Ah, To Be Less "Hip"

Alan Weiss

I’ve just returned from another Ian Schrager hotel, The Hudson, after having promised myself I’d never stay in one again. (I’ve been to the Royalton and W, for example.) But my client was having a meeting there, and the convenience overruled my better judgment.

These hotels are so minimalist, that if they were any more minimal, they would cease to corporeally exist. The lighting is very low and the entire staff is dressed in black, so that on the one hand you can hardly see them, and on the other they often scare the pants off you by emerging from the gloom like the mole people in the old Flash Gordon series. Where is Ming the Merciless when you really need him?

The rooms are reminiscent of those Japanese overnight "residences" in which the occupants are semi-interred in sarcophagi. Everything is tiny and mysterious. You feel like a giant as you try to manipulate the tiny controls and sit in the diminutive furniture. And it’s always dark, since the management has discovered rare light bulbs which apparently function like electric black holes, sucking in all available ambient light. You shave by feel and comb your hair by memory. (In the Royalton, I had a teeny fireplace in my tiny room. I called for a bellman to light the fire. "But it’s August and hot!" said the manager. "I don’t want the heat," I said, "I want the light.")

You would swear that you’re in a Fellini move gone bad.

The hotel has no sign whatsoever, as if only those sufficiently in the "know" should even deign to find it. The doorman looks like a mugger. When he grabbed my bags out of the limo, I pounced on him the way any true New Yorker would, and a serious battle ensued until a security guy–who looked like a bodyguard for a rapper–intervened and calmed me down. When I gave the guy a huge tip and apologized for the misunderstanding, he mumbled, "It’s not the first time…"

The Hudson does not provide newspapers, which would apparently be too much of a concession to the bourgeoisie. However, it does provide a special guest pass because, "Our bar is so popular that our bouncer will deny entry unless you can prove you’re a guest." I wondered if he would also provide The Wall Street Journal.

What is the story behind this nearly terminal dose of hipness? I’m convinced that Schrager actually built these places as a huge joke, to prove that a sufficient amount of cachet will motivate people to discomfort, humiliate, and otherwise abuse themselves. Why subject yourself to such indignities?

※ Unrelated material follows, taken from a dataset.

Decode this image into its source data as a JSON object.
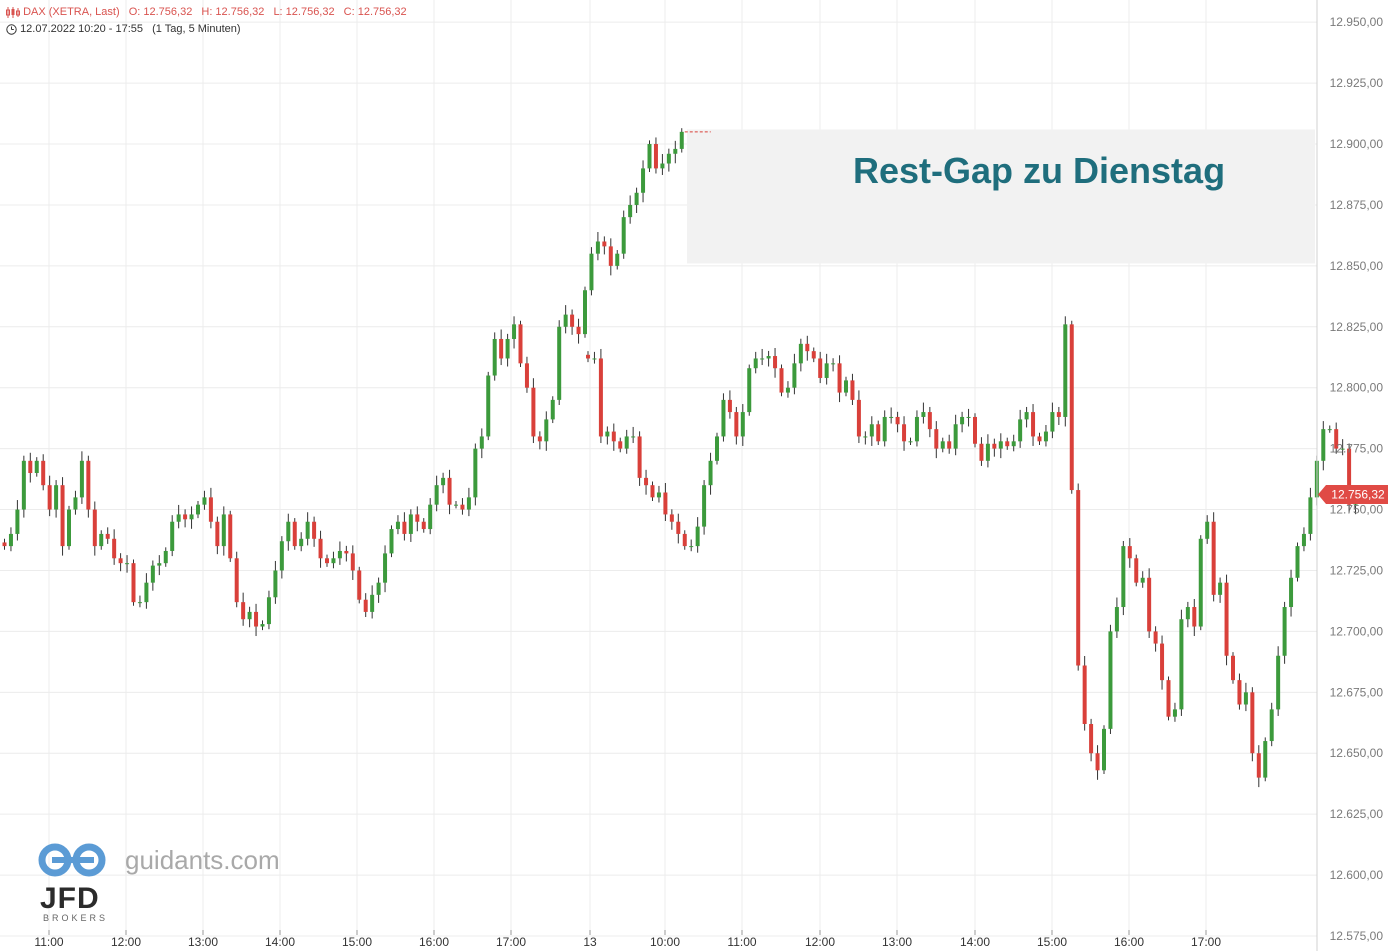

Of course, this is simply the old high school "in crowd" on a grander scale. I remember the football players and their biker chicks determining what you should wear, where you should hang out, which classes to dismiss and which to disrupt, even how to carry your books. I always resisted the in crowd, not out of great courage, but really out of the fear of sharing their future, which was usually dismal, and chronicled by Billy Joel far better than I could ever describe it.

The same goes for the currently, ardently, bizarrely "hip." I understand that Schrager has already had to cut back on his hotels, and that the pernicious novelty is finally wearing thin. Life’s not about being "in," it’s about being "out"–out in the world fearlessly striving to be yourself in a culture and environment often hell-bent on trying to make you into something else.

In fact, maybe the ultimate hipness is being so unhip that you refuse to follow or belong to the pack. There may be predators out there, but somehow they seem less of a risk than surrendering yourself to the herd.